Pam Stevens and her husband spoke out against the service, explaining to attendees that their 44-year-old son, Adam, died from a drug overdose. A dirty needle was not involved in his death, Pam said.

“We need harm reduction programs,” Stevens said. “But a dirty needle trade-in program, while not intended, actually provides more opportunities for drug abusers to get more needles to get a fix.”

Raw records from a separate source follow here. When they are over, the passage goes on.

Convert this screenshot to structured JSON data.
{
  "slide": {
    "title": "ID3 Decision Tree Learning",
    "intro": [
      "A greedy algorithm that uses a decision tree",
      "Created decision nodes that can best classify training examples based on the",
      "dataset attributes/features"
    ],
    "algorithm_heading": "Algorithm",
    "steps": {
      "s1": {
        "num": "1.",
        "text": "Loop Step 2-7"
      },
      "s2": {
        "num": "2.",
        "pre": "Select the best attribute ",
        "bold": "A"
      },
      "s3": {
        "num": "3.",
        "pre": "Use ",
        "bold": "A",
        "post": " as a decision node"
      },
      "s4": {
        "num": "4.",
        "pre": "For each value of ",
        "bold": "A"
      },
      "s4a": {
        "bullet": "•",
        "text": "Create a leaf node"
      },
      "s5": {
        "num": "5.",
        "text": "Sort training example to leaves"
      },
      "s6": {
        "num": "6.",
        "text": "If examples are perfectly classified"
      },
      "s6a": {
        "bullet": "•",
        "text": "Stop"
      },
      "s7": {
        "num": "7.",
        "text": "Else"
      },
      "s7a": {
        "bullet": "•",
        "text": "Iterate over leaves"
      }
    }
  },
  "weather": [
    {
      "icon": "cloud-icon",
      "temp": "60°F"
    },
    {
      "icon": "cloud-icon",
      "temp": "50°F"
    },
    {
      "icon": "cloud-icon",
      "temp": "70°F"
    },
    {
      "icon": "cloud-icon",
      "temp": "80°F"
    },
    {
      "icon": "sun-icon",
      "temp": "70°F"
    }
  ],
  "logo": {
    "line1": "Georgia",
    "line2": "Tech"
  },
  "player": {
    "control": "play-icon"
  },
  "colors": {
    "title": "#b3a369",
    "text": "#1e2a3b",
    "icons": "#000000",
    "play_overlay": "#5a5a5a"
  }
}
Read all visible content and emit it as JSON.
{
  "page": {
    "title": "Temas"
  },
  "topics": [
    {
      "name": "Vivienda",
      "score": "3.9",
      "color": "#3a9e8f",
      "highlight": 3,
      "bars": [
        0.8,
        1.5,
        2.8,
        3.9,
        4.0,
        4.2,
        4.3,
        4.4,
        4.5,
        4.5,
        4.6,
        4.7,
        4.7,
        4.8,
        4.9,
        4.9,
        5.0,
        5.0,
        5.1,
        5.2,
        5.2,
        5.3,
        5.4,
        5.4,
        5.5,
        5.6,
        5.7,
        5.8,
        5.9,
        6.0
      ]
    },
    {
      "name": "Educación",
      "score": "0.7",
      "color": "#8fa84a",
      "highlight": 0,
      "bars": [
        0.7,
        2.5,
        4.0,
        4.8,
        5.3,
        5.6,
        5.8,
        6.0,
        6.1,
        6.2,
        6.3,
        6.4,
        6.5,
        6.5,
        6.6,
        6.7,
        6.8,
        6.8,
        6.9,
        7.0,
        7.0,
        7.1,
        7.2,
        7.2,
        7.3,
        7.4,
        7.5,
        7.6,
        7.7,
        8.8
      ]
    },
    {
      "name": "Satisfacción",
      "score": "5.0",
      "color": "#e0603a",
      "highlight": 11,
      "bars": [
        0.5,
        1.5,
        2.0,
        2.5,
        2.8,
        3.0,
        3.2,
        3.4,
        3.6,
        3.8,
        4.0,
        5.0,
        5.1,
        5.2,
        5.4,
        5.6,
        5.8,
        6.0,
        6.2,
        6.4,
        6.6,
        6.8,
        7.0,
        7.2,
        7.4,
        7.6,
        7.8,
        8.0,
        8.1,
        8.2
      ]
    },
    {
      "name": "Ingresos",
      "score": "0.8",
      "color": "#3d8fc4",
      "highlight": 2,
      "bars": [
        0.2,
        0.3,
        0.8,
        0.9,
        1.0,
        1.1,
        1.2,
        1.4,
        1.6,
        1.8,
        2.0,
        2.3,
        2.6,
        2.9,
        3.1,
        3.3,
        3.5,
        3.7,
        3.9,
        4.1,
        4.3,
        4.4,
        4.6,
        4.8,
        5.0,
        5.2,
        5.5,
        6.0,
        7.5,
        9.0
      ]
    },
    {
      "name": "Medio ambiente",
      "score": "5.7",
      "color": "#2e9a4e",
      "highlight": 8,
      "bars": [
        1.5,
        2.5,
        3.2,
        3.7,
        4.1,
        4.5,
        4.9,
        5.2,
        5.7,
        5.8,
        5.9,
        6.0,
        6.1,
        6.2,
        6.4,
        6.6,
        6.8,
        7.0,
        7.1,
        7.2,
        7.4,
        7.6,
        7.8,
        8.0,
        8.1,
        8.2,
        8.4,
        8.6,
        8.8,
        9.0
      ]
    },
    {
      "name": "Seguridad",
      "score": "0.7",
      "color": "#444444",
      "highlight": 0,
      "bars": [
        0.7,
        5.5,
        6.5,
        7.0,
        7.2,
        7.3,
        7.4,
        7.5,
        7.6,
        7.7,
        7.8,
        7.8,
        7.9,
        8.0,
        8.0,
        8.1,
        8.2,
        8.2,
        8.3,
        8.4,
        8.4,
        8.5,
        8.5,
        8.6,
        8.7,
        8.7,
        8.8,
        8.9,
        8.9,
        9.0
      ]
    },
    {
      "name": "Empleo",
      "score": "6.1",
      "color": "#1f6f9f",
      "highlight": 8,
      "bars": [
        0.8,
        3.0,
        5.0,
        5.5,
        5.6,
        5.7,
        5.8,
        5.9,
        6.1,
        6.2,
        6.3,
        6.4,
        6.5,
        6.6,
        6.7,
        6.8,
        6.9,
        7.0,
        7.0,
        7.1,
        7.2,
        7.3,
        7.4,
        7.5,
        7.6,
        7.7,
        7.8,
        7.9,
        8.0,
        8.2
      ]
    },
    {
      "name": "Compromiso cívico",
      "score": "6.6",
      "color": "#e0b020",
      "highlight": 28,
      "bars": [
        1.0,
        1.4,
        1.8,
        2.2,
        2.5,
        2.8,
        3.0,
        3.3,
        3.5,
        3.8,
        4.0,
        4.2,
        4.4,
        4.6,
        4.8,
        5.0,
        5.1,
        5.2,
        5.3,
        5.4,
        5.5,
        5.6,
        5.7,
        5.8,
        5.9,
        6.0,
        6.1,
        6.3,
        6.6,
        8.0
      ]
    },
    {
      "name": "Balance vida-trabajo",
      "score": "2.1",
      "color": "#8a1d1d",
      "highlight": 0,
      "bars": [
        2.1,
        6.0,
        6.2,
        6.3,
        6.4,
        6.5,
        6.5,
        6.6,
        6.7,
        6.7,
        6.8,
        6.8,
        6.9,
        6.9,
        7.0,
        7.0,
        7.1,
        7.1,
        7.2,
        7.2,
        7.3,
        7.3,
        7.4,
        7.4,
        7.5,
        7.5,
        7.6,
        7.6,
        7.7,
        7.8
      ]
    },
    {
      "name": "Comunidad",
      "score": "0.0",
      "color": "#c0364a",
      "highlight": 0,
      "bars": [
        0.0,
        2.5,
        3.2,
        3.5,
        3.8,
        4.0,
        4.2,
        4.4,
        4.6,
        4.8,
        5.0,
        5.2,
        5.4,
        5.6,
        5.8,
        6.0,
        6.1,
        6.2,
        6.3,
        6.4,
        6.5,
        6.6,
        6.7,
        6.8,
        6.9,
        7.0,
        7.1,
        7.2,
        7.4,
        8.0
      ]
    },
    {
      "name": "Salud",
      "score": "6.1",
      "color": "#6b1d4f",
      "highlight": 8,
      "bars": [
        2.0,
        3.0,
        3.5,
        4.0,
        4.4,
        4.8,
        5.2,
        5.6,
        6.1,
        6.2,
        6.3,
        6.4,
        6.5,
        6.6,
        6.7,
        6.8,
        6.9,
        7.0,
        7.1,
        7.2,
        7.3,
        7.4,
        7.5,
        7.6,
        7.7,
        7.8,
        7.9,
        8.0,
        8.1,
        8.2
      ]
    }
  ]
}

A syringe service fact sheet on the CDC’s website states that such initiatives help stop substance abuse, support public safety and prevent transmission of blood-borne diseases.

New users of the programs are five times more likely to enter drug treatment and three times more likely to stop using drugs than those who don’t use the services, the fact sheet states.

Danni Dineen, quick response team coordinator with the city’s Coordinated Addiction Response Effort, said syringe services saved her life.

“I want to see the folks I serve here in Charleston have that same opportunity. I want them to have a safe place to go without judgment,” Dineen said at the hearing.

“I want them to have access to sterile supplies so they don’t contract hepatitis C like I did. I want them to have a place where they can dispose of their used supplies.”

Charleston suspended its city-run needle exchange in March 2018. By 2020, 2,089 people were living with HIV in West Virginia. Of those, 139 had been recently diagnosed, according to data from AidsVu, a mapping tool by Emory University’s Rollins School of Public Health that tracks outbreaks.

When a local nonprofit stepped in to provide clean needles and testing for blood-borne diseases, city police investigated them for potentially violating a public ordinance that required harm reduction programs to be approved by the police chief or state, effectively shutting down their operations.

At the time, Mayor Amy Goodwin told Mountain State Spotlight that decisions about whether to implement a syringe service program should be decided by public health and medical professionals.

“If they determine the need is there, then [they] should determine the next step forward,” she told the outlet.

It’s not clear how City Council is likely to vote on the proposal. The public hearing concluded with residents shouting at each other.

Out of 20 council members, 15 are Democrats and five are Republicans. They will cast their deciding ballots next month.